Tuesday 20 February 2018

New frontiers - but no barriers

Many ways for adult and further education bodies to participate, says Charis Hughes

Mairead McGuinness, MEP and Vice President of the European Parliament, with children from Our Lady of Victories Boys’ NS, Ballymun at the Erasmus Learning Area at the National Botanic Gardens, a horticultural learning space mainly targeted at primary school children. It is a joint-venture between the Erasmus+ National Agency at the HEA and the Office of Public Works.
Mairead McGuinness, MEP and Vice President of the European Parliament, with children from Our Lady of Victories Boys’ NS, Ballymun at the Erasmus Learning Area at the National Botanic Gardens, a horticultural learning space mainly targeted at primary school children. It is a joint-venture between the Erasmus+ National Agency at the HEA and the Office of Public Works.
Charis Hughes

Adult education and vocational education and training (VET) organisations in Ireland can take part in Erasmus+ in several ways. They can send their staff for training or job shadowing in another country, where they can gain first-hand knowledge of other European education systems, experience how these systems meet shared professional challenges, and hone their own competences as educators.

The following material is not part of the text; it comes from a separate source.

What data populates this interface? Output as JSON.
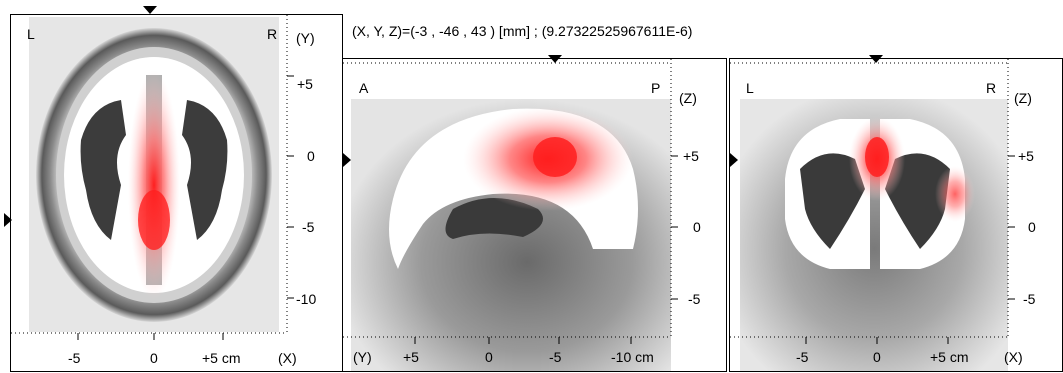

Apprentices and vocational trainees in VET organisations can also do work placements in other countries. These placements give the trainees direct experience of the workplace and help relate it to their studies. Time spent in placements helps to increase the trainees' self-confidence, intercultural skills and employability prospects.

These projects are called 'Key Action 1' or 'Mobility' projects, because the participants literally move to another institution outside their own country. Some VET organisations have built trainee work placements so comprehensively into the daily life of their organisation that they hold a 'Mobility Charter'. The Charter allows them to strategically plan their placements over a number of years, and use more streamlined application and reporting forms. Galway Technical Institute, profiled in this supplement, is a Charter holder and sends dozens of trainees on placements each year.

A different way to get involved is through a 'Strategic Partnership' with other relevant organisations. To take part, the VET or adult education organisation identifies a key area they want to address with European partners, such as developing a joint education course or a new technology. These projects can be small or large scale, and involve organisations from the same or different sectors. For example, the Alzheimer Society of Ireland worked with a training organisation in Norway and a nursing school in Belgium to develop an online training course for family carers of loved ones with dementia. The result, 'Home Based Care - Home Based Education' has been shortlisted in the Learning Technologies Awards 2017.

Another option is to become a partner in a project led by an organisation in another country. This can be a good first step for organisations nervous about taking on the administration of an entire project!

Adult education professionals can also get actively involved with their colleagues in Europe through EPALE, an online platform that hosts blogs, resources and discussion groups about Adult Learning in Europe. EPALE is also a great place to find partner organisations to work with on common issues, or explore developing an Erasmus+ project.